I’d heard and read many of St. Nikolai’s Prayers by the Lake, which are heartfelt and inspiring poems, so it is not surprising that his devotionals of three or four pages are also beneficial. They include stories of two or more saints commemorated that day, a Reflection, a Contemplation, a Homily of a few paragraphs, and often a Hymn of Praise. I’m happy to know that the whole thing is also available online, so I won’t need to carry my book across the continent later this month.
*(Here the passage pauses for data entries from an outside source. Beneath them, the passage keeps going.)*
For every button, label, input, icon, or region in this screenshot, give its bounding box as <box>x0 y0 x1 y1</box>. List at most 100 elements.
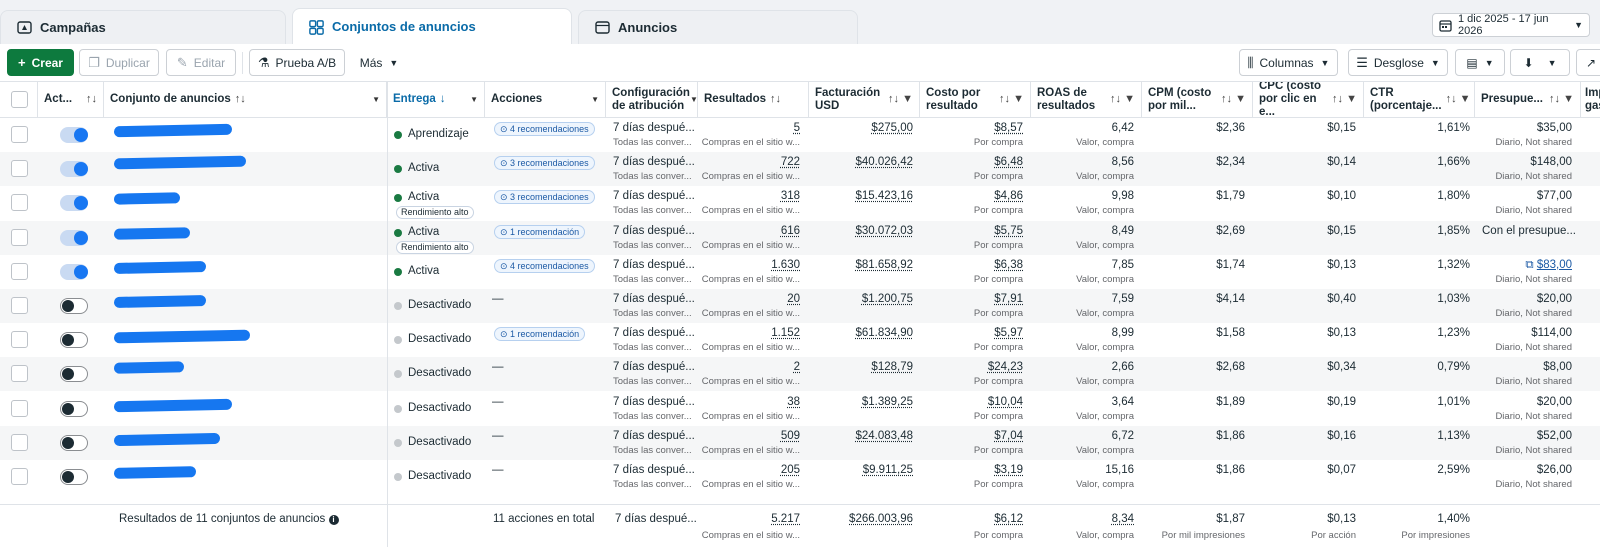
cost-per-result-value[interactable]: $7,04 <box>994 429 1023 442</box>
budget-value[interactable]: Con el presupue... <box>1482 224 1576 237</box>
header-active[interactable]: Act... ↑↓ <box>38 82 104 118</box>
header-adset[interactable]: Conjunto de anuncios ↑↓ ▼ <box>104 82 387 118</box>
more-button[interactable]: Más ▼ <box>352 49 406 76</box>
recommendations-badge[interactable]: ⊙ 1 recomendación <box>494 327 586 342</box>
table-row[interactable]: Desactivado ⊙ 1 recomendación 7 días despu… <box>0 323 1600 357</box>
row-checkbox[interactable] <box>11 262 28 280</box>
header-attribution[interactable]: Configuración de atribución ▼ <box>606 82 698 118</box>
cost-per-result-value[interactable]: $6,48 <box>994 156 1023 169</box>
tab-campaigns[interactable]: Campañas <box>0 10 286 44</box>
redacted-adset-name[interactable] <box>113 226 191 240</box>
recommendations-badge[interactable]: ⊙ 3 recomendaciones <box>494 156 595 171</box>
active-toggle[interactable] <box>60 229 88 246</box>
row-checkbox[interactable] <box>11 228 28 246</box>
header-cpm[interactable]: CPM (costo por mil... ↑↓ ▼ <box>1142 82 1253 118</box>
budget-value[interactable]: $77,00 <box>1536 190 1572 203</box>
billing-value[interactable]: $15.423,16 <box>855 190 913 203</box>
budget-value[interactable]: $148,00 <box>1530 156 1572 169</box>
results-value[interactable]: 1.152 <box>771 327 800 340</box>
redacted-adset-name[interactable] <box>113 361 185 375</box>
active-toggle[interactable] <box>60 195 88 212</box>
results-value[interactable]: 20 <box>787 293 800 305</box>
row-checkbox[interactable] <box>11 126 28 143</box>
header-budget[interactable]: Presupue... ↑↓ ▼ <box>1475 82 1581 118</box>
billing-value[interactable]: $275,00 <box>871 122 913 134</box>
active-toggle[interactable] <box>60 400 88 417</box>
budget-value[interactable]: $20,00 <box>1536 395 1572 408</box>
edit-button[interactable]: ✎ Editar <box>166 49 236 76</box>
table-row[interactable]: Aprendizaje ⊙ 4 recomendaciones 7 días des… <box>0 118 1600 152</box>
billing-value[interactable]: $40.026,42 <box>855 156 913 169</box>
header-delivery[interactable]: Entrega ↓ ▼ <box>387 82 485 118</box>
budget-value[interactable]: $20,00 <box>1536 293 1572 305</box>
tab-ads[interactable]: Anuncios <box>578 10 858 44</box>
row-checkbox[interactable] <box>11 297 28 314</box>
table-row[interactable]: Activa Rendimiento alto ⊙ 3 recomendacione… <box>0 186 1600 220</box>
row-checkbox[interactable] <box>11 194 28 212</box>
budget-value[interactable]: $52,00 <box>1536 429 1572 442</box>
cost-per-result-value[interactable]: $6,38 <box>994 258 1023 271</box>
cost-per-result-value[interactable]: $4,86 <box>994 190 1023 203</box>
header-roas[interactable]: ROAS de resultados ↑↓ ▼ <box>1031 82 1142 118</box>
billing-value[interactable]: $128,79 <box>871 361 913 374</box>
header-results[interactable]: Resultados ↑↓ <box>698 82 809 118</box>
header-actions[interactable]: Acciones ▼ <box>485 82 606 118</box>
cost-per-result-value[interactable]: $3,19 <box>994 464 1023 476</box>
select-all-checkbox[interactable] <box>11 91 28 108</box>
table-row[interactable]: Activa ⊙ 3 recomendaciones 7 días despué..… <box>0 152 1600 187</box>
info-icon[interactable]: i <box>328 515 339 525</box>
header-cost-per-result[interactable]: Costo por resultado ↑↓ ▼ <box>920 82 1031 118</box>
duplicate-button[interactable]: ❐ Duplicar <box>79 49 159 76</box>
redacted-adset-name[interactable] <box>113 192 181 206</box>
cost-per-result-value[interactable]: $24,23 <box>987 361 1023 374</box>
columns-button[interactable]: ⫼ Columnas ▼ <box>1239 49 1338 76</box>
active-toggle[interactable] <box>60 263 88 280</box>
redacted-adset-name[interactable] <box>113 123 233 138</box>
header-cpc[interactable]: CPC (costo por clic en e... ↑↓ ▼ <box>1253 82 1364 118</box>
tab-adsets[interactable]: Conjuntos de anuncios <box>292 8 572 44</box>
redacted-adset-name[interactable] <box>113 398 233 412</box>
results-value[interactable]: 205 <box>780 464 800 476</box>
billing-value[interactable]: $1.200,75 <box>861 293 913 305</box>
redacted-adset-name[interactable] <box>113 466 197 479</box>
create-button[interactable]: + Crear <box>7 49 74 76</box>
row-checkbox[interactable] <box>11 399 28 417</box>
export-button[interactable]: ⬇ ▼ <box>1510 49 1570 76</box>
header-billing[interactable]: Facturación USD ↑↓ ▼ <box>809 82 920 118</box>
cost-per-result-value[interactable]: $5,75 <box>994 224 1023 237</box>
redacted-adset-name[interactable] <box>113 432 221 446</box>
header-select-all[interactable] <box>0 82 38 118</box>
billing-value[interactable]: $81.658,92 <box>855 258 913 271</box>
reports-button[interactable]: ▤ ▼ <box>1455 49 1505 76</box>
table-row[interactable]: Activa ⊙ 4 recomendaciones 7 días despué..… <box>0 255 1600 289</box>
redacted-adset-name[interactable] <box>113 329 251 344</box>
table-row[interactable]: Desactivado — 7 días despué... Todas las co… <box>0 392 1600 426</box>
ab-test-button[interactable]: ⚗ Prueba A/B <box>249 49 345 76</box>
billing-value[interactable]: $1.389,25 <box>861 395 913 408</box>
header-ctr[interactable]: CTR (porcentaje... ↑↓ ▼ <box>1364 82 1475 118</box>
row-checkbox[interactable] <box>11 468 28 485</box>
cost-per-result-value[interactable]: $7,91 <box>994 293 1023 305</box>
recommendations-badge[interactable]: ⊙ 1 recomendación <box>494 224 586 239</box>
results-value[interactable]: 722 <box>780 156 800 169</box>
results-value[interactable]: 38 <box>787 395 800 408</box>
row-checkbox[interactable] <box>11 365 28 383</box>
cost-per-result-value[interactable]: $5,97 <box>994 327 1023 340</box>
billing-value[interactable]: $61.834,90 <box>855 327 913 340</box>
results-value[interactable]: 1.630 <box>771 258 800 271</box>
active-toggle[interactable] <box>60 469 88 485</box>
redacted-adset-name[interactable] <box>113 155 247 170</box>
results-value[interactable]: 318 <box>780 190 800 203</box>
row-checkbox[interactable] <box>11 331 28 349</box>
billing-value[interactable]: $9.911,25 <box>862 464 913 476</box>
table-row[interactable]: Desactivado — 7 días despué... Todas las co… <box>0 460 1600 494</box>
budget-value[interactable]: $114,00 <box>1531 327 1572 340</box>
date-range-picker[interactable]: 1 dic 2025 - 17 jun 2026 ▼ <box>1432 13 1590 37</box>
active-toggle[interactable] <box>60 298 88 314</box>
table-row[interactable]: Activa Rendimiento alto ⊙ 1 recomendación 7… <box>0 220 1600 255</box>
recommendations-badge[interactable]: ⊙ 3 recomendaciones <box>494 190 595 205</box>
recommendations-badge[interactable]: ⊙ 4 recomendaciones <box>494 258 595 273</box>
table-row[interactable]: Desactivado — 7 días despué... Todas las co… <box>0 425 1600 460</box>
cost-per-result-value[interactable]: $8,57 <box>994 122 1023 134</box>
results-value[interactable]: 616 <box>780 224 800 237</box>
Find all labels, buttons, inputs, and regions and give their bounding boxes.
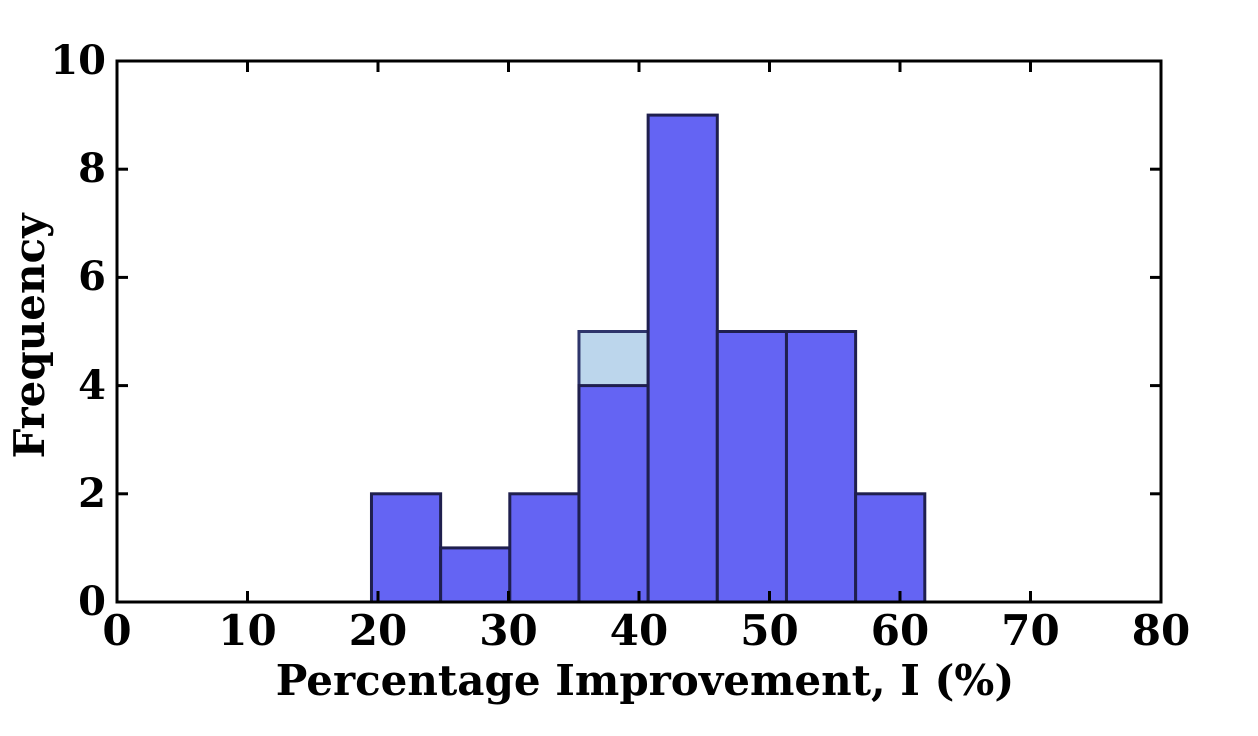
y-tick-label: 6 — [78, 253, 106, 301]
histogram-bar — [508, 492, 581, 604]
x-tick-label: 0 — [102, 606, 132, 655]
x-tick-label: 50 — [740, 606, 799, 655]
x-tick-label: 70 — [1001, 606, 1060, 655]
histogram-bar — [646, 113, 719, 604]
y-tick-label: 10 — [50, 37, 106, 84]
x-tick-label: 20 — [348, 606, 408, 655]
histogram-bar — [439, 546, 512, 604]
y-axis-label: Frequency — [5, 213, 54, 459]
y-tick-label: 8 — [78, 145, 106, 193]
x-axis-label: Percentage Improvement, I (%) — [275, 656, 1015, 705]
y-tick-label: 2 — [78, 469, 106, 517]
histogram-bar — [577, 384, 650, 604]
histogram-bar — [784, 330, 858, 604]
histogram-bar — [715, 330, 788, 604]
x-tick-label: 30 — [479, 606, 538, 655]
x-tick-label: 60 — [870, 606, 930, 655]
histogram-bar — [369, 492, 443, 604]
y-tick-label: 0 — [78, 578, 106, 625]
x-tick-label: 80 — [1131, 606, 1191, 655]
x-tick-label: 10 — [218, 606, 277, 655]
x-tick-label: 40 — [609, 606, 669, 655]
y-tick-label: 4 — [78, 361, 106, 409]
histogram-bar — [854, 492, 927, 604]
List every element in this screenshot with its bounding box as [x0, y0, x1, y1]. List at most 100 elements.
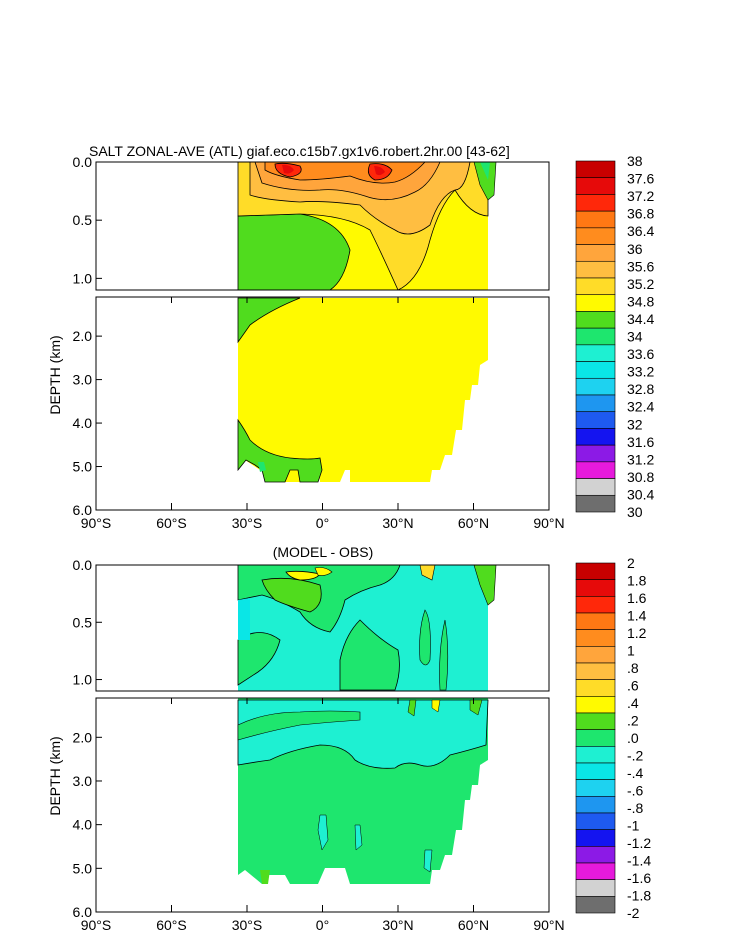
top-upper-frame	[95, 161, 550, 291]
x-tick-label: 30°S	[232, 515, 263, 531]
colorbar-label: 33.2	[627, 364, 654, 380]
colorbar-swatch	[575, 696, 616, 714]
y-tick-label: 5.0	[73, 459, 93, 475]
colorbar-label: .6	[627, 678, 639, 694]
colorbar-label: 31.6	[627, 434, 654, 450]
colorbar-label: 32.8	[627, 381, 654, 397]
colorbar-label: -1.4	[627, 853, 651, 869]
x-tick-label: 60°S	[156, 917, 187, 933]
colorbar-swatch	[575, 746, 616, 764]
colorbar-label: 34	[627, 329, 643, 345]
y-tick-label: 3.0	[73, 773, 93, 789]
colorbar-label: 37.2	[627, 188, 654, 204]
bottom-upper-frame	[95, 564, 550, 692]
top-y-axis-label: DEPTH (km)	[47, 335, 63, 414]
y-tick-label: 1.0	[73, 270, 93, 286]
top-x-ticks: 90°S 60°S 30°S 0° 30°N 60°N 90°N	[81, 297, 565, 531]
colorbar-label: 34.4	[627, 311, 654, 327]
colorbar-label: 35.6	[627, 258, 654, 274]
colorbar-swatch	[575, 177, 616, 195]
y-tick-label: 4.0	[73, 817, 93, 833]
colorbar-swatch	[575, 646, 616, 664]
x-tick-label: 90°N	[533, 917, 564, 933]
x-tick-label: 30°N	[382, 917, 413, 933]
colorbar-swatch	[575, 160, 616, 179]
colorbar-label: -1	[627, 818, 640, 834]
y-tick-label: 0.5	[73, 614, 93, 630]
colorbar-swatch	[575, 679, 616, 697]
x-tick-label: 60°S	[156, 515, 187, 531]
colorbar-swatch	[575, 260, 616, 279]
colorbar-label: .0	[627, 730, 639, 746]
colorbar-swatch	[575, 662, 616, 680]
colorbar-swatch	[575, 428, 616, 446]
x-tick-label: 90°S	[81, 515, 112, 531]
colorbar-label: 1.2	[627, 625, 647, 641]
colorbar-label: 33.6	[627, 346, 654, 362]
x-tick-label: 60°N	[458, 917, 489, 933]
colorbar-label: 34.8	[627, 293, 654, 309]
colorbar-swatch	[575, 762, 616, 780]
top-colorbar: 3837.637.236.836.43635.635.234.834.43433…	[575, 153, 654, 520]
top-y-ticks: 0.0 0.5 1.0 2.0 3.0 4.0 5.0 6.0	[73, 154, 102, 518]
colorbar-label: 30.4	[627, 486, 654, 502]
colorbar-swatch	[575, 879, 616, 897]
colorbar-swatch	[575, 729, 616, 747]
colorbar-label: -.4	[627, 765, 644, 781]
colorbar-label: 37.6	[627, 171, 654, 187]
colorbar-swatch	[575, 562, 616, 580]
bottom-title: (MODEL - OBS)	[273, 544, 374, 560]
colorbar-swatch	[575, 629, 616, 647]
colorbar-swatch	[575, 311, 616, 329]
colorbar-label: 36.4	[627, 223, 654, 239]
colorbar-swatch	[575, 361, 616, 379]
colorbar-label: -2	[627, 905, 640, 921]
colorbar-label: 1.4	[627, 608, 647, 624]
colorbar-label: 32.4	[627, 399, 654, 415]
y-tick-label: 2.0	[73, 729, 93, 745]
colorbar-swatch	[575, 394, 616, 413]
top-lower-fill	[237, 297, 488, 483]
x-tick-label: 60°N	[458, 515, 489, 531]
colorbar-swatch	[575, 796, 616, 814]
colorbar-label: -.2	[627, 748, 644, 764]
colorbar-label: 1.8	[627, 573, 647, 589]
y-tick-label: 3.0	[73, 372, 93, 388]
bottom-upper-fill	[237, 564, 497, 691]
colorbar-swatch	[575, 812, 616, 830]
colorbar-swatch	[575, 411, 616, 429]
bottom-x-ticks: 90°S 60°S 30°S 0° 30°N 60°N 90°N	[81, 698, 565, 933]
colorbar-swatch	[575, 377, 616, 396]
colorbar-label: 1	[627, 643, 635, 659]
top-title: SALT ZONAL-AVE (ATL) giaf.eco.c15b7.gx1v…	[89, 143, 510, 159]
colorbar-swatch	[575, 612, 616, 630]
colorbar-label: .4	[627, 695, 639, 711]
bottom-y-ticks: 0.0 0.5 1.0 2.0 3.0 4.0 5.0 6.0	[73, 557, 102, 920]
colorbar-label: 31.2	[627, 451, 654, 467]
y-tick-label: 4.0	[73, 415, 93, 431]
colorbar-swatch	[575, 244, 616, 262]
bottom-plot: DEPTH (km) 0.0 0.5 1.0 2.0 3.0 4.0 5.0 6.0 90°S…	[47, 557, 565, 933]
x-tick-label: 90°S	[81, 917, 112, 933]
bottom-colorbar: 21.81.61.41.21.8.6.4.2.0-.2-.4-.6-.8-1-1…	[575, 555, 651, 921]
colorbar-label: 30.8	[627, 469, 654, 485]
x-tick-label: 0°	[316, 515, 329, 531]
y-tick-label: 6.0	[73, 502, 93, 518]
colorbar-label: -1.2	[627, 835, 651, 851]
colorbar-swatch	[575, 712, 616, 730]
x-tick-label: 0°	[316, 917, 329, 933]
y-tick-label: 6.0	[73, 904, 93, 920]
colorbar-swatch	[575, 461, 616, 479]
y-tick-label: 2.0	[73, 328, 93, 344]
colorbar-swatch	[575, 478, 616, 496]
colorbar-label: 1.6	[627, 590, 647, 606]
colorbar-swatch	[575, 277, 616, 296]
colorbar-swatch	[575, 327, 616, 346]
x-tick-label: 30°S	[232, 917, 263, 933]
top-upper-fill	[237, 161, 497, 291]
colorbar-label: .2	[627, 713, 639, 729]
colorbar-label: -.8	[627, 800, 644, 816]
y-tick-label: 0.5	[73, 212, 93, 228]
colorbar-label: -.6	[627, 783, 644, 799]
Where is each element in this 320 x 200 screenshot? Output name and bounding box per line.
Today’s Reflection is a good one for Lent:
Even in His pain on the Cross, the Lord Jesus did not condemn sinners but offered up pardon for their sins to His Father, saying, They know not what they do (Luke 23:34)! Let us not judge anyone so that we will not be judged. For no one is certain that, before his death, he will not commit the same sin by which he condemns his brother. St. Anastasius of Sinai teaches: “Even if you see someone sinning, do not judge him, for you do not know what the end of his life will be like. The thief who was crucified with Christ was a murderer, while Judas was an apostle of Jesus, but the thief entered into the Kingdom, and the apostle went to perdition. Even if you see someone sinning, bear in mind that you do not know his good works. For many have sinned openly and repented in secret; we see their sins, but we do not know their repentance. Therefore, brethren, let us not judge anyone so that we will not be judged.”